As we’ve written before, part of the issue with many claims in ML-based research is that often performance estimates for some new approach represent something closer to best case performance due to overlooked degrees of freedom, but they can get interpreted as expected performance. Pre-registration is an attempt at ensuring that the estimates that get reported are more likely to be represent what they’re meant to be. Maybe it’s better though to try to change readers’ perceptions that they can be taken at face value to begin with, though. I’m not sure.
We’re open to feedback on the specific protocol we provide and curious to hear how it works out for those who try it.
P.S. Against my better judgment, I decided to go to NeurIPS this year. If you want to chat pre-registration or threats to the validity of ML performance estimates find me there Wed through Sat.


I think these are all quite reasonable suggestions.
However, (1) there is also the question of open data, which, despite promotional efforts, has not really progressed. In addition, (2) I think the tables presented should add things like issues with imbalanced samples, which are quite common in many fields. Here, too, people often blindly use “shiny new things” like SMOTE (although it is not probably not that shiny any longer). The following recent piece from Nature’s news division discusses many of these points in more detail:
https://www.nature.com/articles/d41586-023-03817-6
Furthermore, I would bluntly say that particularly in computer science (3) ethical lapses are common (how often do you see reviews from institutional ethics boards?) as is outright pseudo-science (think about, say, the “emotion recognition” genre or predicting people’s political stances from their facial images, etc.).

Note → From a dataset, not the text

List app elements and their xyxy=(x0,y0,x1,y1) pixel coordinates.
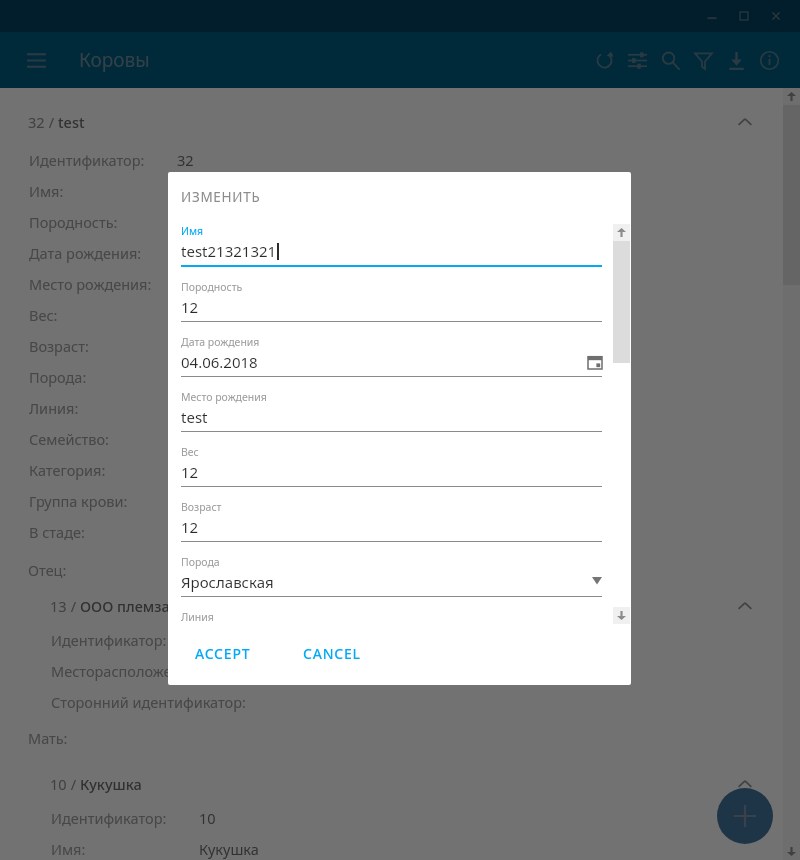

I’ll briefly reply to myself: then there is this bigger issue, which, depending on which side you sit on the table, may be corrupting the whole enterprise:
https://www.washingtonpost.com/technology/2023/12/06/academic-research-meta-google-university-influence/
Its behind a paywall, so I didn’t read it all. Was this article funded by Microsoft, why aren’t they mentioned in the lede along with the others?
I also love these stories that imply academia is some kind of pure, uncorrupted place when funded by government grants. But not corporations, then the reasearch is influnced by career considerations. The more diversity among competing corrupting influnces the better, imo.

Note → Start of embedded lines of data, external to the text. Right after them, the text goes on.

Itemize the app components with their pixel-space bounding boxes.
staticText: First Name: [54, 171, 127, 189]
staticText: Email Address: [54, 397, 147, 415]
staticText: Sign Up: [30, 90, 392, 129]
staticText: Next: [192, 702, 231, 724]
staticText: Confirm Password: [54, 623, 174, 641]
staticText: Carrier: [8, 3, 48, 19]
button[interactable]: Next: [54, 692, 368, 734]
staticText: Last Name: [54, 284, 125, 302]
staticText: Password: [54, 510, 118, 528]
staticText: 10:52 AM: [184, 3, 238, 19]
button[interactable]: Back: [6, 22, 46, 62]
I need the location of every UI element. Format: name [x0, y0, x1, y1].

Here is a non-paywall’ed version:
https://archive.is/Ng6ME
Note that I am not here blaming Microsoft or other big technology company in particular; you could (and in some cases can) as easily allege scientific corruption with respect to tobacco companies and healthcare research, oil companies and environmental research, and so forth and so on.
Another often overlooked aspect in these debates is the political dependence of some research institutes upon their political masters. Here, because we are dealing with public administrations and political systems, the allegations are in a sense more straightforward, i.e. you cannot even assume non-independence and academic freedom (at least in the sense Merton defined it).
Career considerations are of course a thing of their own, but these are still mostly an internal matter of universities.
‘s/non-independence/independence/g’
> outright pseudo-science (think about, say, the “emotion recognition” genre or predicting people’s political stances from their facial images, etc.)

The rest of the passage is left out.